A masterpiece as easy as 1, 2, 3

Don't be ashamed: Even President Eisenhower loved to paint by number

In the 1950s, "paint by number" was a veritable craze, and not just for children. Based on an idea by Leonardo da Vinci to teach painting, kits allowing non-artists to create respectable renditions of everything from housewares to landscapes captured the fancy of consumers all across the country and became a mass marketing phenomenon.

William Bird's new "Paint by Number: The How-To Craze that Swept the Nation" is an engaging, thought-provoking, and visually appealing chronicle of the paint-by-numbers phenomenon. The accompanying book for a new exhibition at the Smithsonian's National Museum of American History, it examines the medium in the context of postwar America's lifestyle, economy, and social values.

As dated and absurdly simplistic as the process seems now, there was a time mid-century in which more Americans had paint-by-number creations than original art decorating their homes.
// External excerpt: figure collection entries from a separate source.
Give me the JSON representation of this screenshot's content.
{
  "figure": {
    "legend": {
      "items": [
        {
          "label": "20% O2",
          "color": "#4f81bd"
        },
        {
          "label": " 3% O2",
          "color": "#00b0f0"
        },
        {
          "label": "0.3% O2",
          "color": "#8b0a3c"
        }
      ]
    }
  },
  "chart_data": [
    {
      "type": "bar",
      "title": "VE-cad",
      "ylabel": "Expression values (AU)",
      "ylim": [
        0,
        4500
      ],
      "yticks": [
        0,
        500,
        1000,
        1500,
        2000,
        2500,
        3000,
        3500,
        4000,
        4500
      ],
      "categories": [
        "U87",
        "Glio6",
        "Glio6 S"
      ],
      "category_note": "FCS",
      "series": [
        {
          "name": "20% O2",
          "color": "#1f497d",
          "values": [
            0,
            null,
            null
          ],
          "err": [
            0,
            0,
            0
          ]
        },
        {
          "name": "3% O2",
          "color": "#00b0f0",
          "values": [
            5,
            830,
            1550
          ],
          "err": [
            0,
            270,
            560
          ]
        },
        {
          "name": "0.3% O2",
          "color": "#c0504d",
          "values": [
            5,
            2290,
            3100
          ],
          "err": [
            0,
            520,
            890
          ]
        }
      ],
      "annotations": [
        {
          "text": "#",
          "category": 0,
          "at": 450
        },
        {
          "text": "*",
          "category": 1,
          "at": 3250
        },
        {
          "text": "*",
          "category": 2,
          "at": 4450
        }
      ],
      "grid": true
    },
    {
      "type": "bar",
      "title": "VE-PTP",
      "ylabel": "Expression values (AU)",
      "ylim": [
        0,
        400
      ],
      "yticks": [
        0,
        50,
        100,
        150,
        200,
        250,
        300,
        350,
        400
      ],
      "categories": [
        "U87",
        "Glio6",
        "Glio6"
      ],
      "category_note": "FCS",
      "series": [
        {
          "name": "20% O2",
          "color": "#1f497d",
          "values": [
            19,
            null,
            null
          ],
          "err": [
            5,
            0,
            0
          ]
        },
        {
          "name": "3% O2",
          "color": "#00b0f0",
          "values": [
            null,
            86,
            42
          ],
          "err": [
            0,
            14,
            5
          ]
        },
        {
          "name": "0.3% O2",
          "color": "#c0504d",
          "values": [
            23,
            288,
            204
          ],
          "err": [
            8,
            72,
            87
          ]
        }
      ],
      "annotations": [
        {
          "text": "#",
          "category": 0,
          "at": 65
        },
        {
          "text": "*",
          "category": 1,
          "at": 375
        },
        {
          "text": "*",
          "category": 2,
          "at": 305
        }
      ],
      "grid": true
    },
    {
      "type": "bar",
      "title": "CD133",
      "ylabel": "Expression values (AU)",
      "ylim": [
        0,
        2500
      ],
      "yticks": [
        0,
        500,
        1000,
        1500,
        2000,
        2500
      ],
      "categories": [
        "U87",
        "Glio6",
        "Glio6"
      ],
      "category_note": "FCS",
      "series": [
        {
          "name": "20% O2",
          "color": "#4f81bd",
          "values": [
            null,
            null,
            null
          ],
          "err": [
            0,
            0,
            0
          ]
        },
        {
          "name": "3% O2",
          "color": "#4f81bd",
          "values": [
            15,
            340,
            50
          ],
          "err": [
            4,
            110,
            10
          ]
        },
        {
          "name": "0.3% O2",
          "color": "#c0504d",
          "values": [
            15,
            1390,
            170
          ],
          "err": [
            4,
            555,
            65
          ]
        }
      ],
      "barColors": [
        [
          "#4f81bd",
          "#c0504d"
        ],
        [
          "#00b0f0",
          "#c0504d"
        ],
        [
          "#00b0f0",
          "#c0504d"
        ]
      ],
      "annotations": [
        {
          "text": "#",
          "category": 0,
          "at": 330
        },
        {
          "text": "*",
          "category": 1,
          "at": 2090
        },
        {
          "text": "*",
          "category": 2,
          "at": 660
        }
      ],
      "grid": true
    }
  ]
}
The Eisenhower White House even devoted the corridor outside the Cabinet Room to a gallery of creations in the medium, including several by the president himself.

The craze was orchestrated by Palmer Paint Company owner Max Klein and a San Francisco hobbyist named Dan Robbins, who won third prize in a local art contest with an abstract paint-by-number still life.

The judges were mortified to learn that Robbins's work was created from a kit. However, the scandal brought into focus the possibility for artistic stimulation and accomplishment by the lay person. Originality aside, anyone could be a Rembrandt. Paint by number not only helped affirm the cultural value of art, it democratized it.

However, the medium created a collision between high culture and kitsch that many critics believe began to erode the foundation of what we consider art, referring not only to the abysmal quality of the finished product but to the mechanization of the process and the total absence of originality.

Bird, who curated the Smithsonian exhibition, asserts early on that "paint by number is not art."

But he acknowledges that the medium sets up a situation in which nonartists could learn the process - and, by deviating from it, approach the creation of something original.

Bird's book includes more than 200 paintings - portraits, still lifes, landscapes, advertisements - that illustrate the taste that was marketed to the American public through paint-by-number kits. It also provides two blank paint-by-number pictures on the inside cover flaps for inspired readers to try their own hand. The skylines are appallingly pedestrian, but perhaps that's the point. You provide the paints.